With a population of about 25,000, Sandusky certainly isn’t the smallest of small towns, but when you’re strolling the streets of its downtown, you probably do not feel as if you’re wandering through a metropolis, either.
Relatedly, we tend to think of a metropolitan area as one centered around a city of at least the size of, say, Cleveland or Detroit. And yet, in the summer, the U.S. Office of Management and Budget and the Bureau of the Census created the Sandusky Metropolitan Statistical Area, consisting of Erie and Ottawa counties, which could help the region attract new employers.
The new MSA reflects data that the region’s labor and housing markets are highly integrated, according to information provided by
Dr. Edward “Ned” Hill, a professor of economic development in the John Glenn College of Public Affairs and the Knowlton College of Architecture’s section on City and Regional Planning at The Ohio State University.
Cedar Point on July 4 (Photo/City of Sandusky)“It shows that a set of employers in Erie County, typically around Sandusky, are drawing employees from this broader North Central Ohio region,” Hill says during a recent phone interview.
Even before the new designation, Hill says, he had studied the region and observed “there was something different going on in North Central Ohio” – that it had become a well-coordinated labor market in recent years.
“But rather than being dominated by one big city – because Sandusky is not a big city – it really is a network of smaller centers of employment with people cross-hauling all across the region,” he says.
To that end, the Sandusky MSA is part of the Cleveland-Akron-Lorain-Elyria Consolidated Statistical Area – the Cleveland CSA for short. According to Hill’s information, the aforementioned revision in the summer outlined a Northeast Ohio labor market stretching through large northern sections of counties along Lake Erie, from Ottawa in the west to Ashtabula in the east.
As a result, according to the same information, the seven-county Toledo CSA is no more, with a three-county MSA taking its place. Hill calls that change potentially “a little touchy” from a political standpoint but sees it as making sense.
“It recognizes the three counties around Toledo as being a tight autonomous labor market,” he says, “and it really kind of re-emphasizes the connection of Toledo, the Toledo metropolitan area, to southeast Michigan and being very dependent on the auto industry.”

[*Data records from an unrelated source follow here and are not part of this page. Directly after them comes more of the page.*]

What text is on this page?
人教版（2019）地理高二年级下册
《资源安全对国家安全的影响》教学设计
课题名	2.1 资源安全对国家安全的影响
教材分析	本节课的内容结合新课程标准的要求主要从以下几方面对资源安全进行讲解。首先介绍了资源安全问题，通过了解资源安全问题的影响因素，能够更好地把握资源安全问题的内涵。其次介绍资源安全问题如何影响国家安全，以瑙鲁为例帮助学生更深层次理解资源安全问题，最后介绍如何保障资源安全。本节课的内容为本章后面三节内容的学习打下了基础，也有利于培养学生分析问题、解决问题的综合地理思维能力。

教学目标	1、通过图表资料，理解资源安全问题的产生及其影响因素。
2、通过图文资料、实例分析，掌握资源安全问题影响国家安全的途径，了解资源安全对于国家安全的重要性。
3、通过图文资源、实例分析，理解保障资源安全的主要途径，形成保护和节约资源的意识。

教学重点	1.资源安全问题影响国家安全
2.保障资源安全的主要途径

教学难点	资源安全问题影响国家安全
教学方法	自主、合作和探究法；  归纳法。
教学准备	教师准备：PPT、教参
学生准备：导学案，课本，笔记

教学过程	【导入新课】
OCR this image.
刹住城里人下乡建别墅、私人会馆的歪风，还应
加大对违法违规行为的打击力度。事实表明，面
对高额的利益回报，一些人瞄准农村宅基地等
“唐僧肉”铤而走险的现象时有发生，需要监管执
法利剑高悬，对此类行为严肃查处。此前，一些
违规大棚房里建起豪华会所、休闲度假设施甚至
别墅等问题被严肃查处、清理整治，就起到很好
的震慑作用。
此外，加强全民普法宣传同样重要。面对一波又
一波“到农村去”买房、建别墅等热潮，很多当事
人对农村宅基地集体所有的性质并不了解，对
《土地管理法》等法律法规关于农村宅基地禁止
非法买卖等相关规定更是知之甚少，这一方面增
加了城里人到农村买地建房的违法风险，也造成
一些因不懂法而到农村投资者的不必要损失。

The Sandusky area’s change from a micropolitan area to a metropolitan area is a testament to the work being done to create a “destination economy” in the region, says Eric Wobser, chief executive officer of the
Greater Sandusky Partnership, a private-sector organization committed to growing the population of Sandusky-Erie County and the region.
Springtime in Sandusky (Photo/City of Sandusky)“Key investments in infrastructure and economic development, as well as joint marketing of the area by
Shores & Islands Ohio, has created real traction,” Wobser says in an email. “And the census has confirmed what locals already know: Greater Sandusky is no longer just a destination for a vacation but is also a destination as a place to call home and grow your business.”
The change in designation can be used, Hill says, to appeal to companies looking for a place to expand or set up shop.
“There are many employers that will not put a plant in a place where the labor market is too small,” he says.
Is it, then, too pie-in-the-sky to think this could, in the next several years, lead to numerous manufacturing plants being built in Erie and Ottawa counties?
“It may be more than several plants,” Hill says. “It could be service centers to the tourism industry.
“It’s a way of portraying the region. I mean, that’s one of the reasons I’m excited about greater Sandusky.”
Wobser is ready to work on that more appealing portrayal.
“Sandusky's new status as a metropolitan region is a sign of scale and momentum,” he says in an email. “It demonstrates to companies considering investing that our region has its own center of gravity and that they will be able to tap into a metropolitan workforce to support their growth.
“Sandusky can now tout itself as offering the best of both worlds: the quality of life of America's Best Coastal Small Town combined with the opportunities of a metropolitan region with close proximity to even larger metros including Cleveland, Toledo, and Columbus.”
All of this excitement comes despite projections, also provided by Hill, suggesting that over the next 30 years, the counties in the North Central Ohio labor market could lose between 15 and 22 percent of their populations.
“It’s projection – it’s not destiny,” he says. “By having this region market itself as being a coherent, competitive economic region and understanding the shared assets across this four- to eight-county region, you can start addressing and turning around that decline.”
In fact, Hill says he’s found himself pushing back against students at OSU who believe the future of the state revolves around the Columbus area.
“The fact is, no, North Central Ohio can make its own future by understanding it’s got assets and a labor market that’s much bigger and much stronger than one county on its own looks like.”